Apache Drill

Schema-free SQL Query Engine for Hadoop, NoSQL and Cloud Storage

Free

Description

Apache Drill offers a flexible and high-performance solution for querying diverse data sources directly using standard SQL. It eliminates the need for traditional data preparation steps like schema creation, data loading, and transformations, enabling users to gain faster insights from raw, multi-structured, or nested data. Drill connects to a wide range of datastores including HBase, MongoDB, HDFS, S3, Azure Blob Storage, and Google Cloud Storage, even allowing joins across different sources within a single query.

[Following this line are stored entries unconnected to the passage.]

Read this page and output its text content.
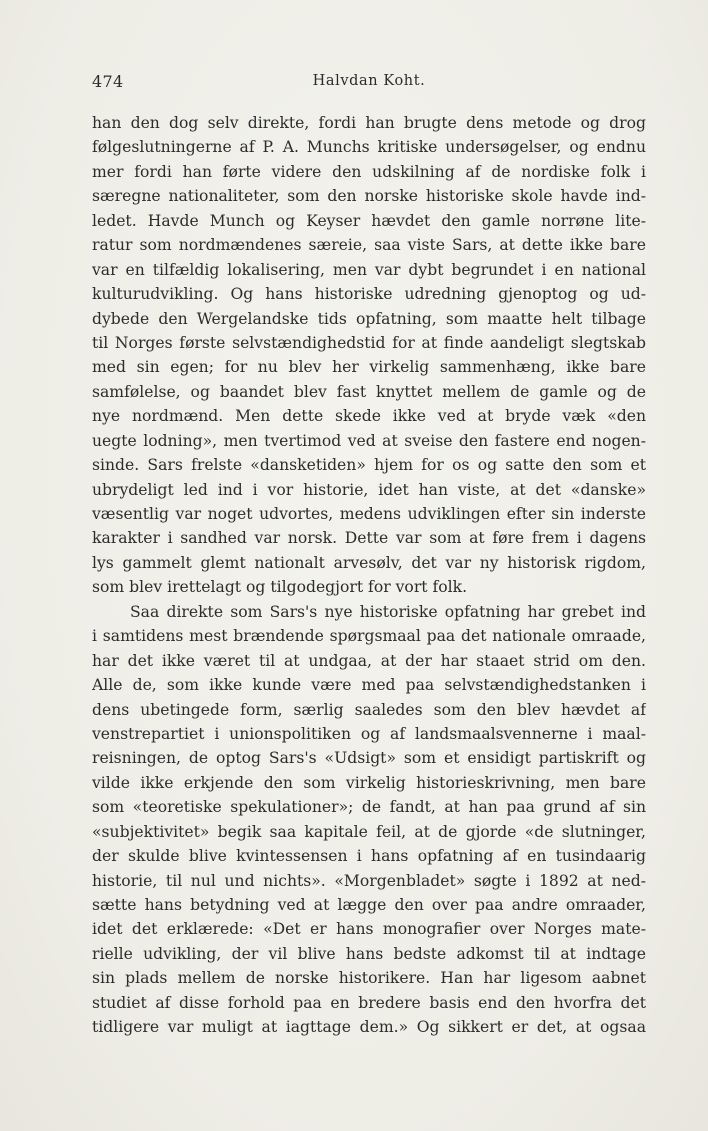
474	Halvdan Koht.
han den dog selv direkte, fordi han brugte dens metode og drog
følgeslutningerne af P. A. Munchs kritiske undersøgelser, og endnu
mer fordi han førte videre den udskilning af de nordiske folk i
særegne nationaliteter, som den norske historiske skole havde ind-
ledet. Havde Munch og Keyser hævdet den gamle norrøne lite-
ratur som nordmændenes særeie, saa viste Sars, at dette ikke bare
var en tilfældig lokalisering, men var dybt begrundet i en national
kulturudvikling. Og hans historiske udredning gjenoptog og ud-
dybede den Wergelandske tids opfatning, som maatte helt tilbage
til Norges første selvstændighedstid for at finde aandeligt slegtskab
med sin egen; for nu blev her virkelig sammenhæng, ikke bare
samfølelse, og baandet blev fast knyttet mellem de gamle og de
nye nordmænd. Men dette skede ikke ved at bryde væk «den
uegte lodning», men tvertimod ved at sveise den fastere end nogen-
sinde. Sars frelste «dansketiden» hjem for os og satte den som et
ubrydeligt led ind i vor historie, idet han viste, at det «danske»
væsentlig var noget udvortes, medens udviklingen efter sin inderste
karakter i sandhed var norsk. Dette var som at føre frem i dagens
lys gammelt glemt nationalt arvesølv, det var ny historisk rigdom,
som blev irettelagt og tilgodegjort for vort folk.
Saa direkte som Sars's nye historiske opfatning har grebet ind
i samtidens mest brændende spørgsmaal paa det nationale omraade,
har det ikke været til at undgaa, at der har staaet strid om den.
Alle de, som ikke kunde være med paa selvstændighedstanken i
dens ubetingede form, særlig saaledes som den blev hævdet af
venstrepartiet i unionspolitiken og af landsmaalsvennerne i maal-
reisningen, de optog Sars's «Udsigt» som et ensidigt partiskrift og
vilde ikke erkjende den som virkelig historieskrivning, men bare
som «teoretiske spekulationer»; de fandt, at han paa grund af sin
«subjektivitet» begik saa kapitale feil, at de gjorde «de slutninger,
der skulde blive kvintessensen i hans opfatning af en tusindaarig
historie, til nul und nichts». «Morgenbladet» søgte i 1892 at ned-
sætte hans betydning ved at lægge den over paa andre omraader,
idet det erklærede: «Det er hans monografier over Norges mate-
rielle udvikling, der vil blive hans bedste adkomst til at indtage
sin plads mellem de norske historikere. Han har ligesom aabnet
studiet af disse forhold paa en bredere basis end den hvorfra det
tidligere var muligt at iagttage dem.» Og sikkert er det, at ogsaa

Leveraging a powerful JSON data model and a columnar execution engine optimized for complex data, Drill provides speed and flexibility. It integrates seamlessly with existing Business Intelligence tools (like Tableau, Qlik, MicroStrategy, Spotfire, Excel) through standard JDBC/ODBC drivers and offers a REST API for custom application development. Its distributed, scalable architecture allows deployment from a single laptop to large clusters, optimizing performance through techniques like data locality and advanced query compilation.

Key Features

Schema-Free Querying: Query data without needing predefined schemas.
Broad Data Source Support: Connects to NoSQL (HBase, MongoDB), Hadoop (HDFS), Cloud Storage (S3, Azure Blob, GCS, Swift), NAS, and local files.
Cross-Datastore Joins: Combine data from multiple sources (e.g., MongoDB and Hadoop) in one query.
JSON Data Model: Handles complex, nested, and evolving data structures.
Columnar Execution Engine: Delivers high performance, even with complex data types.
Standard SQL Support: Leverage existing SQL skills and tools.
BI Tool Integration: Connects via JDBC/ODBC drivers to tools like Tableau, Qlik, MicroStrategy, Spotfire, Excel.
REST API: Enables integration with custom applications.
Datastore-Aware Optimization: Pushes processing down to the source system where possible.
Scalability: Runs on a single machine or scales out to large clusters (1000s of nodes).
Data Locality Awareness: Optimizes performance by processing data close to its storage location.